As 2016 ends, experts are trying to predict which recruiting trends from this year will carry into 2017, but there is still some debate. Regardless of which candidate you voted for— and we’re not picking sides here —no one can deny that, with the election of Trump, the dynamics of American practices are anticipated to change. This does pose some issues with the prediction of 2017 recruitment and hiring trends, however, most experts agree that you can expect these hiring trends follow us into 2017:

 1.    Increase in job benefits

This was a trend we saw increase this year. Most businesses had refrained from handing out raises and, if they did, they were reportedly rather low as one study from Business2Community pointed out.

In order to make up for the lack of compensation, many companies started offering better benefits packages. These packages included health care, gym reimbursements, stock sharing, career development courses, healthier lunches provided by the company, more scheduling flexibility, and, in some instances, on-site childcare.

The thought behind this move was to improve the employees’ over-all satisfaction with their life, with less focus solely on their job satisfaction. This particular trend has an interesting effect on the business’ bottom line as well; with a few short-term, high-yield investments in their company, they retained more money than they would have had they simply offered raises. The data is still out on whether or not this move effected their turnover rate as well.

 2.    Rehiring

Rehiring was also a popular trend throughout 2016, with most of the workforce admitting in one survey that they would go back to a former employer, or already had gone back. Many businesses viewed this as an opportunity to reduce their risk/reward ratio when hiring new employees.

The lower risk is associated with the former employees’ knowledge of the company culture, policies, procedures, and general work while on the job. This not only greatly reduces onboarding time for a business, but also the turnover rate associated with low job satisfaction.

It’s unclear how this may change after Trump takes office. Most of the country (and many experts) are still divided on the matter. On one hand, there is promise to increase job availability, which may lead to less rehiring. On the other, many Americans are concerned with speculation of another recession in an unstable market and may decide to play it safe and head back to, or stay with, a former employer for job security reasons. The jury is still out on which way the average American will be swayed.

 3.    Heavy focus online

One speculation about the effects of Trump’s presidency is that traditional media will come to a complete crash. This speculation surfaced shortly after a statement he made about how you should be reading your news online instead of from the press. Traditional media, however, has been declining for years and I don’t think many of us would be surprised to see it come to an end entirely.

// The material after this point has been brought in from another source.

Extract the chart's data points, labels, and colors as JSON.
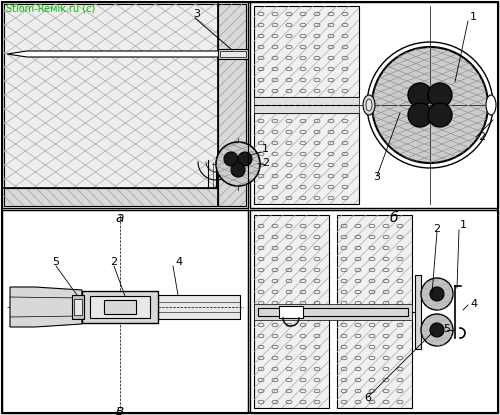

However, the speculated media crash, combined with employers reportedly turning to social media to further screen candidates, would give further credence to the speculated rise of e-hiring.

E-hiring was a trend we saw a good deal of in 2016. This isn’t surprising considering that it’s much less time-consuming to review applicants, hand select them, and receive more qualified candidates from a single posting. This may (or may not) directly correspond the surge of virtual work that companies are now distributing, either through actual employees, independent contractors or freelancers. On the topic of freelancers in 2016 and 2017…

4.    Freelancing

The freelancing community grew by 2 million in the last two years. An estimated 35% of the workforce is now made up entirely of freelance workers. With a pool of talent that large, it’s not surprising that many companies are now looking to outsource some— or all— of their work to freelancers.

This trend seems to continually be on the rise as freelancer’s job satisfaction increases, and traditional workers’ satisfaction decreases. This is also appealing to many employers as they 1.) don’t have to pay freelancer’s taxes, 2.) can swap a candidate on the spot if it’s not working, and 3.) have a more diverse talent pool online than they would in the local area.

What’s more interesting, is that by doing this, you may even end up with a higher ROI in the end, as 85% of freelancers feel engaged in their work, versus 65% of the traditional workforce. There’s probably little need to say it, but engaged workers are critical for your business’ bottom line.